La realtà non si risolveva nel contare, vi erano altri concetti rappresentativi nel loro mondo.
D’altra parte anche oggi la matematica, la scienza dei numeri, del contare e del calcolare non può essere sola a poter rappresentare e farci capire la realtà. Anche se la matematica ha cambiato e cambia la nostra realtà. Formidabile catalizzatore e base del progredire della scienza e delle tecnologie.
Rifletto:
a)1 mela + 1 mela fa 2 mele
In questo caso il contare rappresenta in gran parte la realtà. Tralasciando dimensione, colore, qualità, ed altro ancora delle due mele.
b)1 mela + 1 pera fa cosa? ..diciamo 2 frutti.
Abbiamo bisogno dell’astrazione frutto, del concetto di frutto. In natura non esiste l’albero del frutto.
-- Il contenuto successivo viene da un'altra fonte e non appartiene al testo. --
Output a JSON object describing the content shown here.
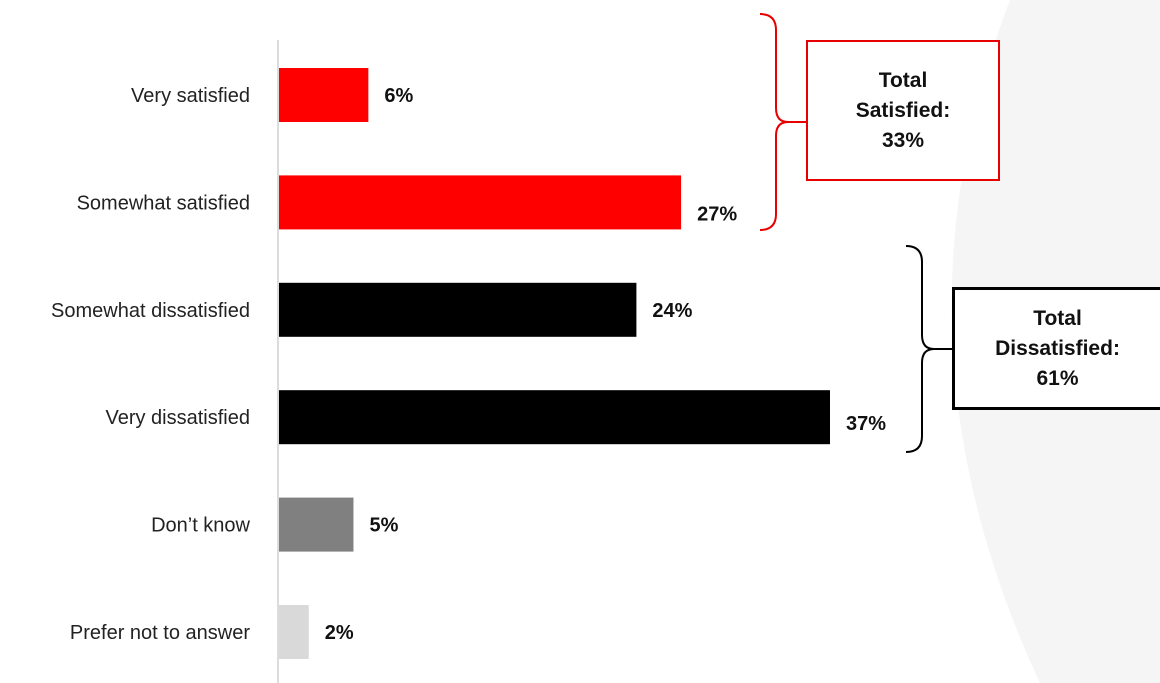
{
  "chart_data": {
    "type": "bar",
    "orientation": "horizontal",
    "categories": [
      "Very satisfied",
      "Somewhat satisfied",
      "Somewhat dissatisfied",
      "Very dissatisfied",
      "Don’t know",
      "Prefer not to answer"
    ],
    "values": [
      6,
      27,
      24,
      37,
      5,
      2
    ],
    "value_labels": [
      "6%",
      "27%",
      "24%",
      "37%",
      "5%",
      "2%"
    ],
    "bar_colors": [
      "#ff0000",
      "#ff0000",
      "#000000",
      "#000000",
      "#808080",
      "#d9d9d9"
    ],
    "xlim": [
      0,
      40
    ],
    "grid": false,
    "title": "",
    "xlabel": "",
    "ylabel": "",
    "annotations": [
      {
        "name": "total-satisfied",
        "lines": [
          "Total",
          "Satisfied:",
          "33%"
        ],
        "spans_categories": [
          "Very satisfied",
          "Somewhat satisfied"
        ],
        "border_color": "#e60000"
      },
      {
        "name": "total-dissatisfied",
        "lines": [
          "Total",
          "Dissatisfied:",
          "61%"
        ],
        "spans_categories": [
          "Somewhat dissatisfied",
          "Very dissatisfied"
        ],
        "border_color": "#000000"
      }
    ]
  }
}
Il frutto esiste solo come prodotto dell’intelletto umano che integrando virtualmente tutti i frutti esistenti sulla faccia della terra ne astrae l’intima essenza.
All’astrazione di frutto aggiungiamo l’astrazione di due, come numero.
Due frutti non esistono in realtà se non come espressione dell’intelletto umano.
La somma di 1 mela + 1 pera diventa 1 frutto + 1 frutto in quanto mela e pera hanno in comune il concetto astratto di frutto.
È la capacità astrattiva di trovare, nella complessa realtà, elementi di somiglianze, ricorrenze e costanti per classificare e dare un senso al variopinto mondo. Di dare un senso umano, di dimensione, prospettiva e convenienza umana.
Non sarà il mondo reale ma è un mondo fatto per l’uomo, un mondo in perenne divenire, che storicamente l’uomo si dà. Per l’uomo è il mondo “più reale possibile”. Esiste poi una realtà assoluta? o tutto è relativo?
Si potrebbe continuare con altri esempi simili per dimostrare che contare e calcolare non è tutto. Bisogna capire cosa si conta e cosa si calcola, e per cosa o per chi.
Oggetti simili si possono contare e calcolare, anche se diversi.
Se dovessi però sommare una tela di ragno e una tela di pittore già avrei qualche difficoltà a dare un risultato.
Sicuramente le unisce l’astrazione 2.
Ma 2 di cosa?
La mente umana è talmente fervida e autonoma che potrebbe dare questa risposta:
Una tela di ragno + una tela di pittore = due opere d’arte.
Credo che chiunque capisca che si tratta di una risposta che comunque ha un significato. Un significato umano complesso.
Ma quante astrazioni abbiamo dovuto compiere?
Dobbiamo ricorrere in questo caso e in casi simili a concetti astratti come analogie, simboli, metafore, e così via.
Non ho letto il libro (l’ho comunque ordinato) ma ho voluto solo andare a ruota libera, partendo dal contare di un popolo primitivo, proprio per rendermi conto di quanto è difficile ( a volte) fare 1+1.
E fare delle riflessioni di filosofia della matematica, proprie e da dilettante con la passione della matematica senza il rigore e la conoscenza dei matematici, dopo aver letto la stimolante, appassionata e viva presentazione del libro fatta dal Prof. Roberto Natalini.
Dopo la lettura del libro di John Barrow, potrei ritornare, arricchito, su questo tema.